Three Magnets Brewing Company over in Olympia had called their flagship IPA “Rainy Day IPA.” They got into a scuffle with another Washington brewery, not named in the article, and ended up changing the beer name.
No matter the breweries involved, the lesson is the same in the others we’ve seen. It’s the same for any industry, not just brewing. Before naming a business or investing in the release of branded flagship products—before launching any brand material you’d be bummed to change—the process is the same:
- Proactively clear the mark yourself. For the beer industry, that means using Google, Ratebeer, Untappd, Beer Advocate. Basic clearance involves looking for beers, but also wines and spirits. If it’s a brewery name, it involves looking into the names of bars and restaurants out there. Strike ‘em off the list or seek the counsel of a trademark attorney when finding a potential conflict or issue. The visual similarities between the marks matter, as do similarities in sound and in meaning.

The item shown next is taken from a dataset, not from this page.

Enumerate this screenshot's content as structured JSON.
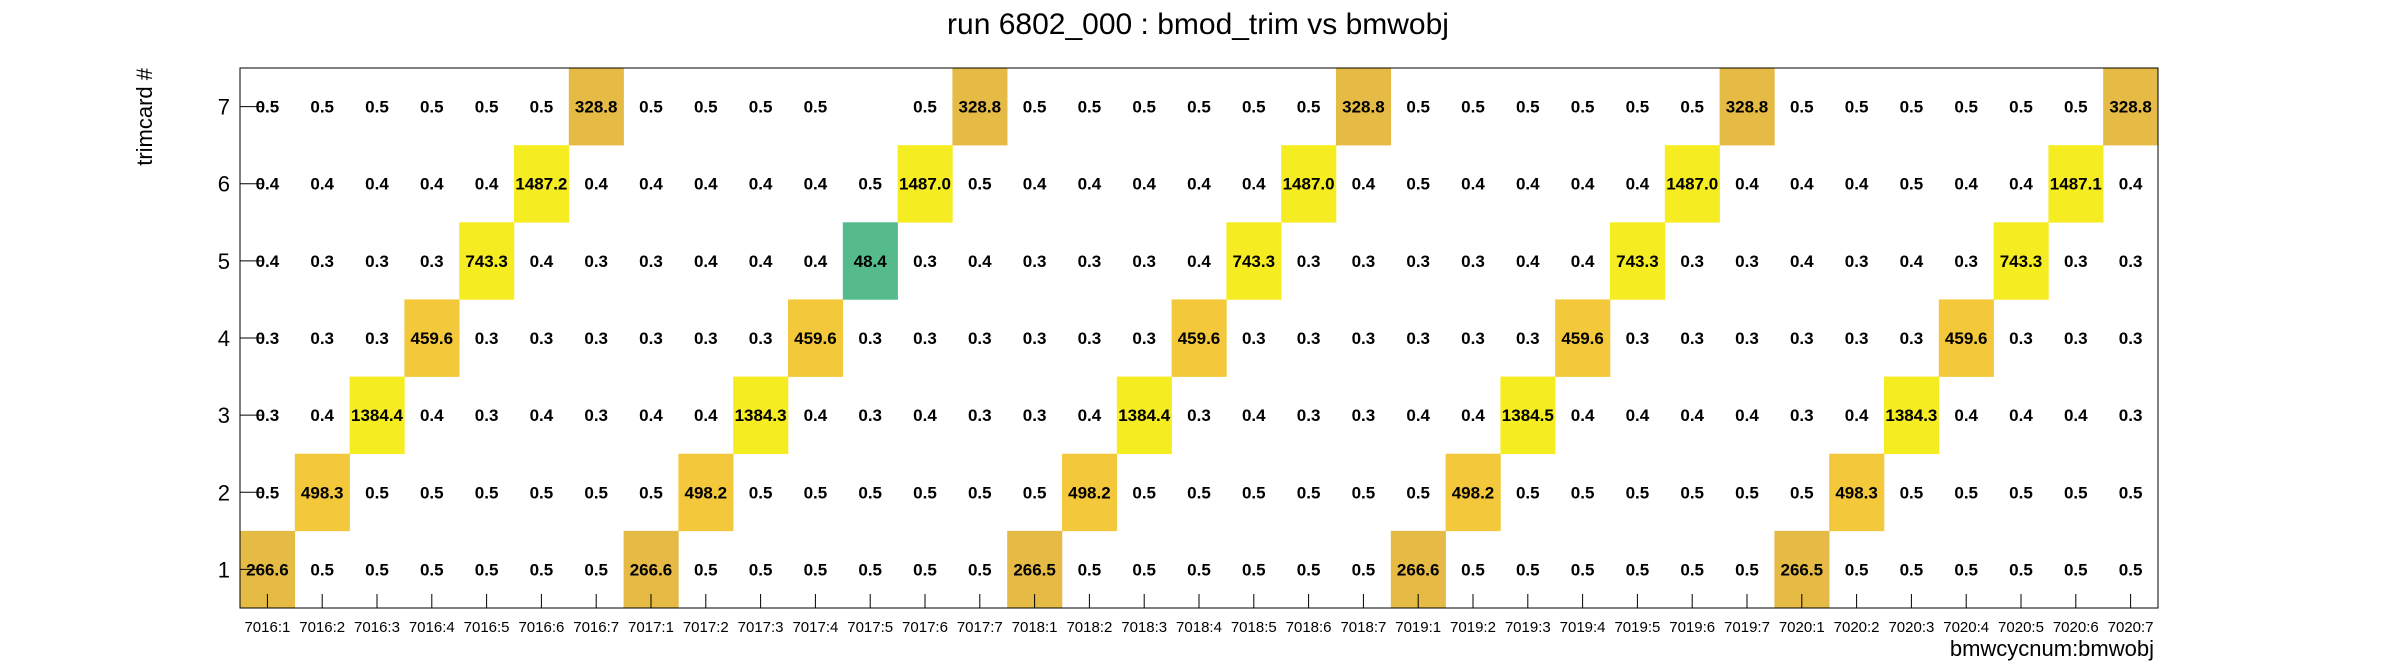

- After pre-clearing and locating marks that seem potentially clear (or, at least, less fraught with problems), the next steps is to seek a professional trademark clearance report and analysis. Sure, you can search the trademark register yourself as a part of your pre-clearance processes. But, recognize that it’s not just the “hits” that matter; it’s the interpretation of the hits, the status of the marks, and how to interpret the results. It’s also knowing how to conduct the right search in the first place to not miss potentially confusingly similar (not just identical) marks. Getting a professional opinion from a trademark attorney doesn’t have to cost a fortune. And it shouldn’t.
- When finding a direction that appears clear, file. Not next week or next month, but immediately. The trademark register moves quickly. Beers are launched every day. Both filings and unregistered releases have implications on your potential trademark rights. You can file an intent-to-use trademark application before you launch products. Before you open the brewery.
- Now that you’ve done it right, stay on the lookout. Monitor for potentially conflicting applications and uses.
In closing, I will make one general note, when looking toward the future. Keep in mind that having a pending application or even a registration doesn’t immunize a brewery from potential name issues; despite careful planning, no one can predict how broadly others will construe their brands (See, for example, Red Bull opposing Old Ox Brewing). Even when you’ve done everything right, it can be expensive to maintain rights. Others can infringe, and you may have to stop them. Others may find you infringing and it’s expensive to fight it, even when they have a bad case. That’s an unfortunate reality. But, taking these steps is not just best practice, it’s essential practice for any brewery or beverage business that wants to stake a strong and long-term claim to its branding material. Budget for protection, the same way you’d budget for opening a brewery in the first place or planning for expansion. Get yourself on the register and visible to others looking to protect their brands.
It’s a minimal investment given that properly staked-out rights can potentially belong to the business forever.